Cyber-assurances : le marché menacé par la croissance des menaces
L’AMRAE a publié l’édition 2025 de son étude annuelle sur la cyber-assurance, LuCy (Lumière sur la Cyber-Assurance). Son pilote, Philippe Cotelle, l’a présentée.

Pour la cinquième fois, l’AMRAE (Association pour le Management des Risques et des Assurances de l’Entreprise) vient de publier une édition de son étude annuelle LuCy (Lumière sur la Cyber-assurance). Cette édition ajoute les données de l’année 2024 aux données des études précédentes, ce qui amène une connaissance du marché sur les six dernières années. Comme pour chaque édition, l’AMRAE a pu collecter les données exhaustives mais anonymisées sur l’évolution des primes versées autant que sur les sinistres auprès de la plupart des courtiers. LuCy permet donc d’avoir une vision complète du marché de la cyber-assurance.
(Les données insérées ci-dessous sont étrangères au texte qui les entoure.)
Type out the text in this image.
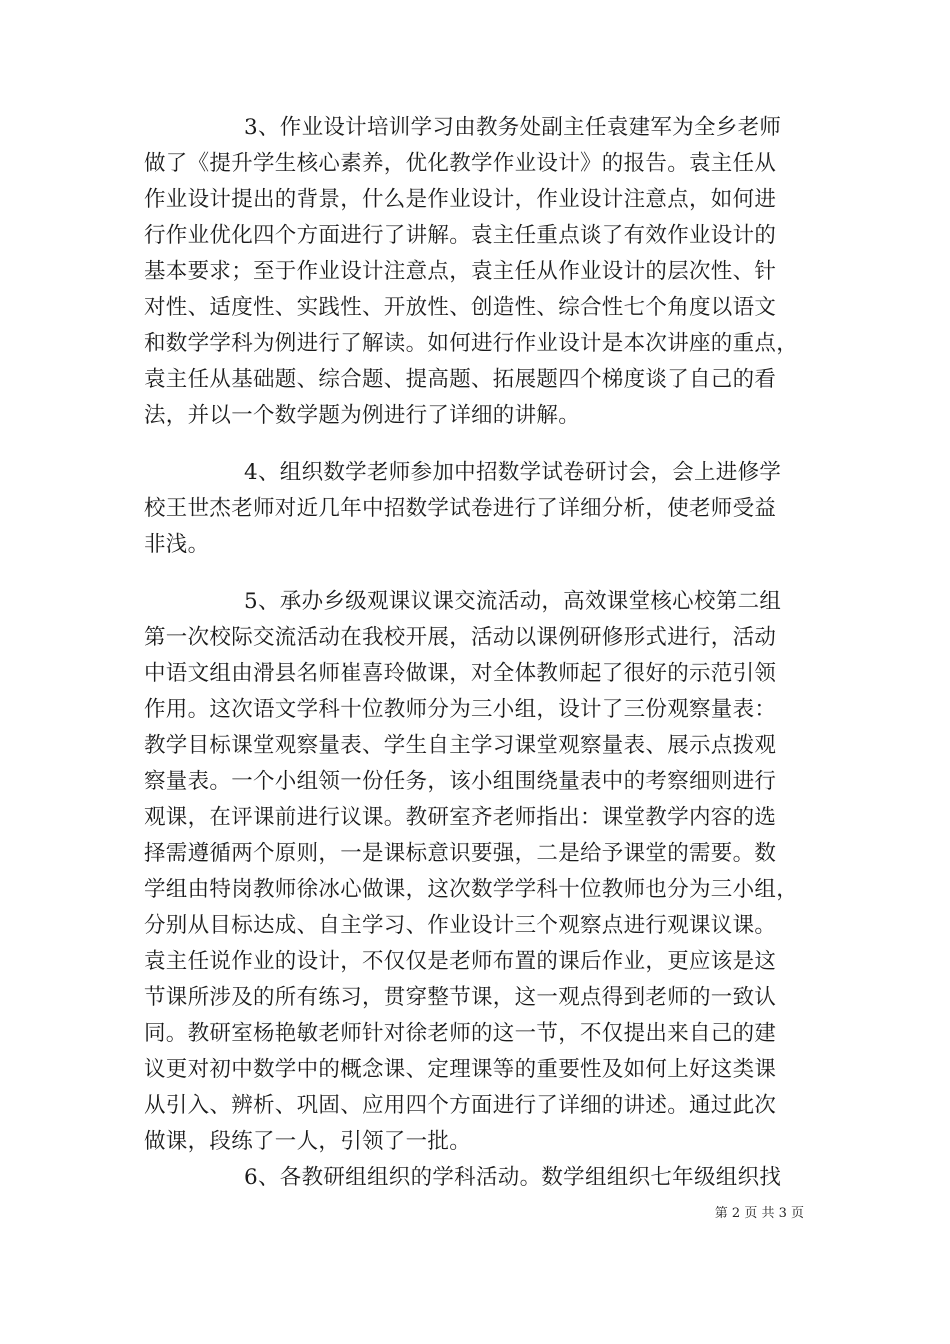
3、作业设计培训学习由教务处副主任袁建军为全乡老师
做了《提升学生核心素养，优化教学作业设计》的报告。袁主任从
作业设计提出的背景，什么是作业设计，作业设计注意点，如何进
行作业优化四个方面进行了讲解。袁主任重点谈了有效作业设计的
基本要求；至于作业设计注意点，袁主任从作业设计的层次性、针
对性、适度性、实践性、开放性、创造性、综合性七个角度以语文
和数学学科为例进行了解读。如何进行作业设计是本次讲座的重点，
袁主任从基础题、综合题、提高题、拓展题四个梯度谈了自己的看
法，并以一个数学题为例进行了详细的讲解。
4、组织数学老师参加中招数学试卷研讨会，会上进修学
校王世杰老师对近几年中招数学试卷进行了详细分析，使老师受益
非浅。
5、承办乡级观课议课交流活动，高效课堂核心校第二组
第一次校际交流活动在我校开展，活动以课例研修形式进行，活动
中语文组由滑县名师崔喜玲做课，对全体教师起了很好的示范引领
作用。这次语文学科十位教师分为三小组，设计了三份观察量表：
教学目标课堂观察量表、学生自主学习课堂观察量表、展示点拨观
察量表。一个小组领一份任务，该小组围绕量表中的考察细则进行
观课，在评课前进行议课。教研室齐老师指出：课堂教学内容的选
择需遵循两个原则，一是课标意识要强，二是给予课堂的需要。数
学组由特岗教师徐冰心做课，这次数学学科十位教师也分为三小组，
分别从目标达成、自主学习、作业设计三个观察点进行观课议课。
袁主任说作业的设计，不仅仅是老师布置的课后作业，更应该是这
节课所涉及的所有练习，贯穿整节课，这一观点得到老师的一致认
同。教研室杨艳敏老师针对徐老师的这一节，不仅提出来自己的建
议更对初中数学中的概念课、定理课等的重要性及如何上好这类课
从引入、辨析、巩固、应用四个方面进行了详细的讲述。通过此次
做课，段练了一人，引领了一批。
6、各教研组组织的学科活动。数学组组织七年级组织找
第 2 页 共 3 页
L’anonymisation et la confidentialité stricte des données sources permettent de garantir qu’aucune donnée personnelle ou confidentielle n’est traitée. Sur les six années couvertes, ce sont ainsi 60 000 polices d’assurances qui ont été analysées. En 2024, le montant des primes versées en France a été de 317 millions d’euros et les indemnités pour sinistres se sont élevées à 55 millions d’euros. Le volume de primes s’est contracté (-9 %) sur un an, surtout du fait des grandes entreprises qui continuent de constituer l’essentiel du marché. Certes, le nombre d’ETI et de PME ayant souscrit une cyber-assurance augmente nettement mais sans réussir à compenser la baisse des primes des grandes entreprises.
Un marché mature mais soumis à des cybermenaces croissantes
Le taux de prime a baissé : -18 % sur les grandes entreprise, -10 % sur les ETI. Philippe Cotelle, administrateur de l’AMRAE et président de sa commission Cyber, pilote de l’étude LuCy, a observé qu’il s’agit de la première réduction de taux prime sur le segment des ETI. Mais, dans le même temps, la capacité souscrite s’est accrue sur les grandes entreprises et est restée stable sur les ETI. Le ratio sinsitre/prime continue de baisser, ce qui marque une certaine maturité du marché.
« Le nombre de petits sinistres a de nouveau augmenté alors que, depuis plusieurs années, il ne faisait que baisser » a relevé Philippe Cotelle. Dans les grandes entreprises, ce sont à la fois le nombre d’incidents indemnisés et les montants d’indemnités qui augmentent. Cela signe, pour Philippe Cotelle, une forte croissance de la cybermenace. Si, dans la plupart des cas, les indemnités restent faibles, l’année 2024 a été aussi marquée par le retour de gros sinistres dont deux avec un coût indemnisé supérieur à dix millions d’euros. Côté ETI, s’il n’y a pas eu de sinistre majeur, on constate aussi une croissance des petits sinistres.
Retrouvez Philippe Cotelle au Club du Mercredi 24 septembre 2025
Philippe Cotelle, administrateur de l’AMRAE et président de sa commission Cyber, est le pilote de l’étude LuCy. Il sera le grand témoin du Club CISO du Mercredi 24 septembre 2025 sur le thème « Comment quantifier le risque cyber ? ».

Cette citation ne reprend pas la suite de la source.